Collecting Logs, Stats, and Dumps using the collect-debug-artifacts Script

This section uses the term 'node' frequently. A node denotes a server or a locator member when a purely TIBCO ComputeDB system is there. In a TIBCO ComputeDB distributed system a node can mean server, locator or lead member.

The script collect-debug-artifacts enables you to collect the debug information like logs and stats. It also has an option to dump stacks of the running system. Details of all the options and capabilities of the script can be found below. The main purpose of this is to ease the collection of these information. The script collects all the artifacts node wise and outputs a tar file which contains member wise information.

Pre-requisites for running the script:

The script assumes certain conditions to be fulfilled before it is invoked. Please ensure that these requirements are fulfilled because the script does not validate these. The conditions are:

  1. This script is expected to be run by a user who has read and write permissions on the output directories of all the TIBCO ComputeDB nodes.

  2. The user should have one way passwordless ssh setup from one machine to the other machines where the TIBCO ComputeDB nodes are running.

Below is the usage of the script


      <linux-shell> ./sbin/collect-debug-artifacts.sh -h

Usage: collect-debug-artifacts
       [ -c conffile|--conf=conffile|--config=conffile ]
       [ -o resultdir|--out=resultdir|--outdir=resultdir ]
       [ -h|--help ]
       [ -a|--all ]
       [ -d|--dump ]
       [ -v|--verbose ]
       [ -s starttimestamp|--start=starttimestamp ]
       [ -e endtimestamp|--end=endtimestamp ]
       [ -x debugtarfile|--extract=debugtarfile ]

       Timestamp format: YYYY-MM-DD HH:MM[:SS]

Options:

All the options of the script are optional. By default the script tries to get the current logs. All the logs starting from the last restart and the last file before that. It also brings all the stat file in the output directory. However if you want to change this behavior of the script you can use the following options to collect the debug information as per your requirements. Please note that no stack dumps are collected by default. You need to use the '-d, --dump' option to get the stack dumps.

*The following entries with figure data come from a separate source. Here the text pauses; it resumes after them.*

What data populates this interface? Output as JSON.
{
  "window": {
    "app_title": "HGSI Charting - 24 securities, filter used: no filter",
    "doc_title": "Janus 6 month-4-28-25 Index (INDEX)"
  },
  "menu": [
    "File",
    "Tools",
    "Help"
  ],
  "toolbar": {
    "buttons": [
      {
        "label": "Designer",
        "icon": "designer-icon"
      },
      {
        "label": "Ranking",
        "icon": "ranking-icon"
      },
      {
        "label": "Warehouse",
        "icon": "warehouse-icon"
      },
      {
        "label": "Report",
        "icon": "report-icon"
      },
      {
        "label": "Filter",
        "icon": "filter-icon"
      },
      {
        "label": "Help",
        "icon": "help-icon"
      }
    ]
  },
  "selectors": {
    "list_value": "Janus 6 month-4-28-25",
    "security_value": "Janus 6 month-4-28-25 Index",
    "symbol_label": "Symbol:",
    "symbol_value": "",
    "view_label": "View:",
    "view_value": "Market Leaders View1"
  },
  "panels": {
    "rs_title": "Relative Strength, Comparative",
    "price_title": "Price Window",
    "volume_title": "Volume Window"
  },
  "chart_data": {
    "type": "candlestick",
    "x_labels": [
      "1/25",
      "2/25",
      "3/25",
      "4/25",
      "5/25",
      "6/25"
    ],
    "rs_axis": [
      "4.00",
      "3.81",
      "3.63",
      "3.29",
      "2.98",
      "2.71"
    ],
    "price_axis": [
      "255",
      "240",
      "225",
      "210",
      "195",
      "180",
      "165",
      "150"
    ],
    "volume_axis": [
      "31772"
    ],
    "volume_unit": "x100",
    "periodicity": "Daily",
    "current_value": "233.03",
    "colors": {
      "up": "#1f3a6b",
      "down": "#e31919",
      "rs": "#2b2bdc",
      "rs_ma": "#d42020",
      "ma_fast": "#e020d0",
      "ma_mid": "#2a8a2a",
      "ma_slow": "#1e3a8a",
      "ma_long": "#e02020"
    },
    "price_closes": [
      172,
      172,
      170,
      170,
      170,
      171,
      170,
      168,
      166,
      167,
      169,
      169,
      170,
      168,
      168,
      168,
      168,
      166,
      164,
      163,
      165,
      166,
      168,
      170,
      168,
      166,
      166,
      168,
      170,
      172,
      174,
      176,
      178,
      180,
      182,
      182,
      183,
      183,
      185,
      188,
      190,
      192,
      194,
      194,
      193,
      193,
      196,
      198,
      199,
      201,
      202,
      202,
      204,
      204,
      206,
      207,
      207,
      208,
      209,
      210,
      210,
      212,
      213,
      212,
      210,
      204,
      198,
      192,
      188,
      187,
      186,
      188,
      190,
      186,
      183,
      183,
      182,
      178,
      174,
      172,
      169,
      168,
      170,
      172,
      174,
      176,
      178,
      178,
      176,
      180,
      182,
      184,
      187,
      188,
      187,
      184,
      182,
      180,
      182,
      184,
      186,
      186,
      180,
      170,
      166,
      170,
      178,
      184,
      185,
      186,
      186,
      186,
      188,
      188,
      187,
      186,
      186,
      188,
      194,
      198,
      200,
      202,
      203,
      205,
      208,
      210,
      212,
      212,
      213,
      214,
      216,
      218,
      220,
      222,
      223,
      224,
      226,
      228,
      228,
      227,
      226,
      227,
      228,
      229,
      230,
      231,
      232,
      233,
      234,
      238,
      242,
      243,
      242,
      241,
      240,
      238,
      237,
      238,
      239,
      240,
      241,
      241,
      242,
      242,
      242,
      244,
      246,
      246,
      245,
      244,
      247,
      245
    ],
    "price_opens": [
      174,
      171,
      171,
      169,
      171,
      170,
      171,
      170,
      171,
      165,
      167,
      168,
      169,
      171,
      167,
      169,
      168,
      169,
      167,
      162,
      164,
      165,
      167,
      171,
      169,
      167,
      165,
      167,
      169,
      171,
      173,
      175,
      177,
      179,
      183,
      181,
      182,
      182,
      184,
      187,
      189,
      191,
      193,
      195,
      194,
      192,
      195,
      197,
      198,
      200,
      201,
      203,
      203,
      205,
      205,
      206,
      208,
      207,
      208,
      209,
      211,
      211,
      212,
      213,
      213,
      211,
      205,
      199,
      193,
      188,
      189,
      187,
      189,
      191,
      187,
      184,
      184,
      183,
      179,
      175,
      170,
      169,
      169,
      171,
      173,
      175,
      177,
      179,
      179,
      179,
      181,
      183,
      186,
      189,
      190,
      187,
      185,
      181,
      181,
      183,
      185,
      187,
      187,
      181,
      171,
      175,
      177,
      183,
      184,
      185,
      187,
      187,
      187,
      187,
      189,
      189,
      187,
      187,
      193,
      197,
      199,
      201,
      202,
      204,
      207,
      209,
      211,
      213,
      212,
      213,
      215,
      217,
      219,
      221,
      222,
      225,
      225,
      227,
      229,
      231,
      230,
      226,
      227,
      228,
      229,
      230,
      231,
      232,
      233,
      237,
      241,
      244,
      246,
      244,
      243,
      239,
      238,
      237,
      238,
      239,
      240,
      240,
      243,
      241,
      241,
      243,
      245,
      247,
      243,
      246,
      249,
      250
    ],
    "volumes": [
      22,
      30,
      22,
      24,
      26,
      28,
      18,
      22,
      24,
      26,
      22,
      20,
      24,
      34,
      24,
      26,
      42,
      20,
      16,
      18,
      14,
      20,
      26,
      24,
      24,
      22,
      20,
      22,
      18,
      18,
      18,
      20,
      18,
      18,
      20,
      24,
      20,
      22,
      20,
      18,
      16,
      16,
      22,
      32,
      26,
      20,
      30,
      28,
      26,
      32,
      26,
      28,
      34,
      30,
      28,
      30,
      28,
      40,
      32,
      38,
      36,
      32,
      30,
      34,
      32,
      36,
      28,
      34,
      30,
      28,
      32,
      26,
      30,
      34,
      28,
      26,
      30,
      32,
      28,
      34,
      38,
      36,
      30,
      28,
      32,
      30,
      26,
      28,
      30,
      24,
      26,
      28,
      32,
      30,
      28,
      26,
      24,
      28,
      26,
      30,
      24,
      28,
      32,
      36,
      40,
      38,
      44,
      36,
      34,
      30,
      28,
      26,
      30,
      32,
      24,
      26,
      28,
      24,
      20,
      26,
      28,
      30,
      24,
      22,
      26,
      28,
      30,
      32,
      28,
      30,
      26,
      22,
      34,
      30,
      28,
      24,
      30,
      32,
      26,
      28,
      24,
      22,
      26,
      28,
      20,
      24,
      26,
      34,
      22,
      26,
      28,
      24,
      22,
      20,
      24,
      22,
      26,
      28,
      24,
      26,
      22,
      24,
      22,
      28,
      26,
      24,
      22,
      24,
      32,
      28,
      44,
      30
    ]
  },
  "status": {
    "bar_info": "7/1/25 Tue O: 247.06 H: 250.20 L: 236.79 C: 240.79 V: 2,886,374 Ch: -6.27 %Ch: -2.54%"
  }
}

-h, --help Prints a usage message summary briefly summarizing the command line options

-c, --conf The script uses a configration file which has three configuration elements. 1. MEMBERS_FILE -- This is a text file which has member information. Each line has the host machine name followed by the full path to the run directory of the member. This file is generated automatically when the sbin/start-all-scripts.sh is used. 2. NO_OF_STACK_DUMPS -- This parameter tells the script that how many stack dumps will be attempted per member/node of the running system. 3. INTERVAL_BETWEEN_DUMPS -- The amount of time in seconds the script waits between registering stack dumps.

-o, --out, --outdir The directory where the output file in the form of tar, will be created.

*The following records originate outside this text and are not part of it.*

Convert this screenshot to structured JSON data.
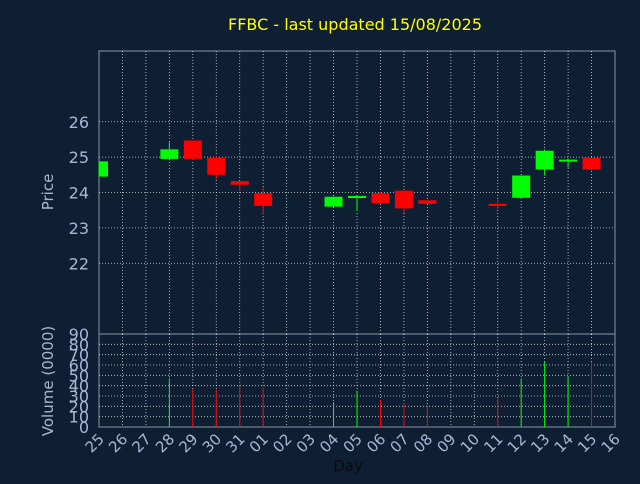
{
  "chart_data": [
    {
      "type": "candlestick",
      "title": "FFBC - last updated 15/08/2025",
      "xlabel": "",
      "ylabel": "Price",
      "ylim": [
        20,
        28
      ],
      "yticks": [
        22,
        23,
        24,
        25,
        26
      ],
      "grid": true,
      "colors": {
        "up": "#00ff00",
        "down": "#ff0000",
        "title": "#ffff00",
        "axis_text": "#a6b8d6",
        "grid": "#ffffff",
        "plot_bg": "#0f1f33"
      },
      "candles": [
        {
          "date": "25",
          "open": 24.45,
          "close": 24.88,
          "high": 24.88,
          "low": 24.45
        },
        {
          "date": "28",
          "open": 24.95,
          "close": 25.22,
          "high": 25.42,
          "low": 24.95
        },
        {
          "date": "29",
          "open": 25.47,
          "close": 24.95,
          "high": 25.47,
          "low": 24.92
        },
        {
          "date": "30",
          "open": 24.98,
          "close": 24.5,
          "high": 25.05,
          "low": 24.38
        },
        {
          "date": "31",
          "open": 24.32,
          "close": 24.22,
          "high": 24.32,
          "low": 24.05
        },
        {
          "date": "01",
          "open": 23.98,
          "close": 23.62,
          "high": 24.15,
          "low": 23.4
        },
        {
          "date": "04",
          "open": 23.6,
          "close": 23.88,
          "high": 23.88,
          "low": 23.6
        },
        {
          "date": "05",
          "open": 23.86,
          "close": 23.9,
          "high": 23.9,
          "low": 23.48
        },
        {
          "date": "06",
          "open": 23.98,
          "close": 23.7,
          "high": 24.02,
          "low": 23.7
        },
        {
          "date": "07",
          "open": 24.05,
          "close": 23.55,
          "high": 24.05,
          "low": 23.42
        },
        {
          "date": "08",
          "open": 23.78,
          "close": 23.68,
          "high": 23.78,
          "low": 23.68
        },
        {
          "date": "11",
          "open": 23.68,
          "close": 23.62,
          "high": 23.8,
          "low": 23.52
        },
        {
          "date": "12",
          "open": 23.85,
          "close": 24.48,
          "high": 24.48,
          "low": 23.85
        },
        {
          "date": "13",
          "open": 24.65,
          "close": 25.18,
          "high": 25.22,
          "low": 24.48
        },
        {
          "date": "14",
          "open": 24.88,
          "close": 24.93,
          "high": 24.96,
          "low": 24.7
        },
        {
          "date": "15",
          "open": 24.98,
          "close": 24.65,
          "high": 24.98,
          "low": 24.6
        }
      ]
    },
    {
      "type": "bar",
      "xlabel": "Day",
      "ylabel": "Volume (0000)",
      "ylim": [
        0,
        90
      ],
      "yticks": [
        0,
        10,
        20,
        30,
        40,
        50,
        60,
        70,
        80,
        90
      ],
      "categories": [
        "25",
        "26",
        "27",
        "28",
        "29",
        "30",
        "31",
        "01",
        "02",
        "03",
        "04",
        "05",
        "06",
        "07",
        "08",
        "09",
        "10",
        "11",
        "12",
        "13",
        "14",
        "15",
        "16"
      ],
      "bars": [
        {
          "date": "25",
          "value": 0,
          "dir": "up"
        },
        {
          "date": "28",
          "value": 47,
          "dir": "up"
        },
        {
          "date": "29",
          "value": 37,
          "dir": "down"
        },
        {
          "date": "30",
          "value": 36,
          "dir": "down"
        },
        {
          "date": "31",
          "value": 40,
          "dir": "down"
        },
        {
          "date": "01",
          "value": 38,
          "dir": "down"
        },
        {
          "date": "04",
          "value": 24,
          "dir": "up"
        },
        {
          "date": "05",
          "value": 34,
          "dir": "up"
        },
        {
          "date": "06",
          "value": 26,
          "dir": "down"
        },
        {
          "date": "07",
          "value": 23,
          "dir": "down"
        },
        {
          "date": "08",
          "value": 21,
          "dir": "down"
        },
        {
          "date": "11",
          "value": 28,
          "dir": "down"
        },
        {
          "date": "12",
          "value": 47,
          "dir": "up"
        },
        {
          "date": "13",
          "value": 63,
          "dir": "up"
        },
        {
          "date": "14",
          "value": 49,
          "dir": "up"
        },
        {
          "date": "15",
          "value": 63,
          "dir": "down"
        }
      ]
    }
  ]
}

-a, --all With '-a or --all' option all the logs and stats file are collected from each members output directory.

-d, --dump Stack dumps are not collected by default or with -a, --all option. The user need to explicitly provide this argument if the stack dumps need to be collected.

-v, --verbose verbose mode is on.

-s, --start The script can also be asked to collect log files for specified time interval. The time interval can be specified using the start time and an end time parameter. Both the parameter needs to be specified. The format in which the time stamp can be specified is 'YYYY-MM-DD HH:MM[:SS]'

-x, --extract=debugtarfile To extract the contents of the tar file.

       Timestamp format: YYYY-MM-DD HH:MM[:SS]

Along with these options, if you want to filter unwanted lines from the logs, then you must specify EGREP_INVERT_MATCH_PATTERNS with a list of patterns in the conf/debug.conf.template . The lines that match those patterns will not be collected by the script. For example: EGREP_INVERT_MATCH_PATTERNS='tid|gemfire'

For offline analysis, as the production logs can be pretty huge and not easily sharable, you can provide a list of patterns which can be excluded for collection. A list of patterns can be specified in the conf > debug.conf file. Before doing this, you must rename the debug.conf.template file to debug.conf. The lines matching those patterns will be ignored by the script and excluded for collection.